II – Le processus de réappropriation politique de l’impératif économique

Avec le désengagement de l’Etat central face au nouveau contexte de crise, ce sont les acteurs publics locaux qui sont amenés à prendre en charge la question de la régulation économique territoriale : le rôle des municipalités et de la Communauté urbaine de Lyon devient primordial dans le domaine de l’intervention économique. Ils sont cependant limités dans leur capacité de saisine directe et immédiate par différents facteurs : compétences légales d’action relativement restreintes dans le champ de l’économie, manque de savoir-faire lié à la domination technique en matière d’expertise exercée durant les Trente Glorieuses par le pouvoir central, dissensions idéologiques au sein de la classe politique concernant la légitimité et le bien fondé d’un intervention publique locale dans le domaine économique, rôle très important joué par les structures locales de représentation des intérêts économiques en la matière, qui occupent les premières l’espace laissé vacant par les autorités étatiques (voir supra, 2ème Partie, Section 3).
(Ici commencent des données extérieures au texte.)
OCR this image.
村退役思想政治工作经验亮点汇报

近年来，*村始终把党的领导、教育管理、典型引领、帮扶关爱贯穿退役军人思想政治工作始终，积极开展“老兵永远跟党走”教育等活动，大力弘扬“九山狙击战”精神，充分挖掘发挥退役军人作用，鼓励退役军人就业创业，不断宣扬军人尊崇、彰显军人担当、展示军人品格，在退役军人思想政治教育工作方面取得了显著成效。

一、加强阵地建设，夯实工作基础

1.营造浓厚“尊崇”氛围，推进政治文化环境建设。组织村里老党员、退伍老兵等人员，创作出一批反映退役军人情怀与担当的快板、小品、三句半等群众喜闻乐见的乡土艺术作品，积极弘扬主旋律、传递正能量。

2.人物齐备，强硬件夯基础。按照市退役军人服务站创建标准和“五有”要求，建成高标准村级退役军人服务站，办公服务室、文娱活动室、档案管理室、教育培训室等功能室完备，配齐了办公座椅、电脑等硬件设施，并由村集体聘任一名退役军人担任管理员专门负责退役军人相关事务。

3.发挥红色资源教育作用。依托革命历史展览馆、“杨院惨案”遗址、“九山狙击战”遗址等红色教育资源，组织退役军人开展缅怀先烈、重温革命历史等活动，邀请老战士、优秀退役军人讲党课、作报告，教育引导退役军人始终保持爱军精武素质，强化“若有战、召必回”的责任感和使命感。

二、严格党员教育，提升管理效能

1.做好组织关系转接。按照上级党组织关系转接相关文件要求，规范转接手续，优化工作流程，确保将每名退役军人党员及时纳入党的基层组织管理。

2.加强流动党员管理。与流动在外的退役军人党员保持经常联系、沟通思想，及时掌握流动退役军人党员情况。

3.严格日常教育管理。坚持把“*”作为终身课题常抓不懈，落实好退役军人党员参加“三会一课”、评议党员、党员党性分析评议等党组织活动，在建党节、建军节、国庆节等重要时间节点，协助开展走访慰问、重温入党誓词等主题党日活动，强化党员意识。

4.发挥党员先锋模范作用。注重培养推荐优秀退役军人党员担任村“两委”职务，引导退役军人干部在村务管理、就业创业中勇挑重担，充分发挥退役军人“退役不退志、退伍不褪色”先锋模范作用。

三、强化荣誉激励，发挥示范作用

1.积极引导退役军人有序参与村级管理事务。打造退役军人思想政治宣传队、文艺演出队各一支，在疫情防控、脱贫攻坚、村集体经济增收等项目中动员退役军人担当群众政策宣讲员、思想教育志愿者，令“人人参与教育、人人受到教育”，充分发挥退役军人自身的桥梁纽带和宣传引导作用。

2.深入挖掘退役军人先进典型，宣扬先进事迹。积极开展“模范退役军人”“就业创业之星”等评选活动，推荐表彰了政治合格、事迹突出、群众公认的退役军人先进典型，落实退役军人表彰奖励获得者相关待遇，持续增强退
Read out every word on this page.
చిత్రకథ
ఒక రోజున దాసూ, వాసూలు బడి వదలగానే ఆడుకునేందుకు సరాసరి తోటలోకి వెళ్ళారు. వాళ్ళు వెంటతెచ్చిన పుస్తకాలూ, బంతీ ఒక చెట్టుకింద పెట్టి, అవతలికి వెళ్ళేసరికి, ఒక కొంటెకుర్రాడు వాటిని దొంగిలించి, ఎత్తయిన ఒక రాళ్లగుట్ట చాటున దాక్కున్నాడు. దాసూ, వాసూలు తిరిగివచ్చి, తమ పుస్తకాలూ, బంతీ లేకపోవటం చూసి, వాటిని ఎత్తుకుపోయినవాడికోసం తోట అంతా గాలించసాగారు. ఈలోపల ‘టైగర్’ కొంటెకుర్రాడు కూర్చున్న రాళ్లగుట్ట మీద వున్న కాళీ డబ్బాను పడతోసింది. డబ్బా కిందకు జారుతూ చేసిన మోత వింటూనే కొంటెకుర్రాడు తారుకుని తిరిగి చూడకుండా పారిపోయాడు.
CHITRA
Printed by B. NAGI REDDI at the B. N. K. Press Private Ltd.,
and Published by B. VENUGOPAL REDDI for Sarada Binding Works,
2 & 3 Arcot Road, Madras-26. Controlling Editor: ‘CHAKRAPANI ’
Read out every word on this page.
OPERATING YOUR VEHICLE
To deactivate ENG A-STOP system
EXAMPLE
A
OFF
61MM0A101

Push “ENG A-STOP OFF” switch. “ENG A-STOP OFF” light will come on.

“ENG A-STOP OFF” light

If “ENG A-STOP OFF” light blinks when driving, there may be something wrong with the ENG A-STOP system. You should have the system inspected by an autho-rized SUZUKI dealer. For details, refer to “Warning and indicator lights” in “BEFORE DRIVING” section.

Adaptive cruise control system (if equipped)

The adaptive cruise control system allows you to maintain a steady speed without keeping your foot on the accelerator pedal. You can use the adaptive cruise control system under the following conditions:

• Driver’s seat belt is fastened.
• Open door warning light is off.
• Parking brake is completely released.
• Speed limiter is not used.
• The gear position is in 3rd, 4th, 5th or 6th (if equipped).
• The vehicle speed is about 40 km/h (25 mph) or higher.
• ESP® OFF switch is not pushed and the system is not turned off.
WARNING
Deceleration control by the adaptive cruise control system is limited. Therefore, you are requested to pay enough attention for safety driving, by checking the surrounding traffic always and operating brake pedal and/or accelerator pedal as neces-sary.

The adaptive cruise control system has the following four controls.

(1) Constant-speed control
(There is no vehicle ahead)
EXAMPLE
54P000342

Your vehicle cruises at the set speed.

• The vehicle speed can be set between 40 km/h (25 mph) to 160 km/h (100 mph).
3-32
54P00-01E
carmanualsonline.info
L’agglomération lyonnaise constitue l’archétype de la ville française qui développe une véritable stratégie politique entrepreunariale (Bardet, Jouve, 1999), au gré de l’instrumentation de la thématique du développement économique par l’un de ses dirigeants au tournant des années 1980 et 1990, à des fins de légitimation électorale et surtout de pouvoir politique. Cette dynamique d’intégration de l’impératif économique par les autorités publiques locales de l’agglomération est renforcée et poursuivie par les exécutifs politiques successifs. La rhétorique économique devient ainsi le référent central des politiques urbaines dans la métropole lyonnaise.

La territorialisation de la régulation économique au niveau local peut également se comprendre comme un processus d’inscription de la politique économique dans les particularités organisationnelles et fonctionnelles du territoire local : elle est un prétexte à la définition d’un nouveau périmètre pertinent de gouvernement local, ainsi qu’à la remise en question des modes de régulation politique et économique existants, au nom de l’objectif prioritaire du développement économique. Elle correspond aussi plus largement à une mise au service de l’enjeu de compétitivité économique et d’attractivité territoriale de nombreux champs d’action publique, comme la culture ou le tourisme.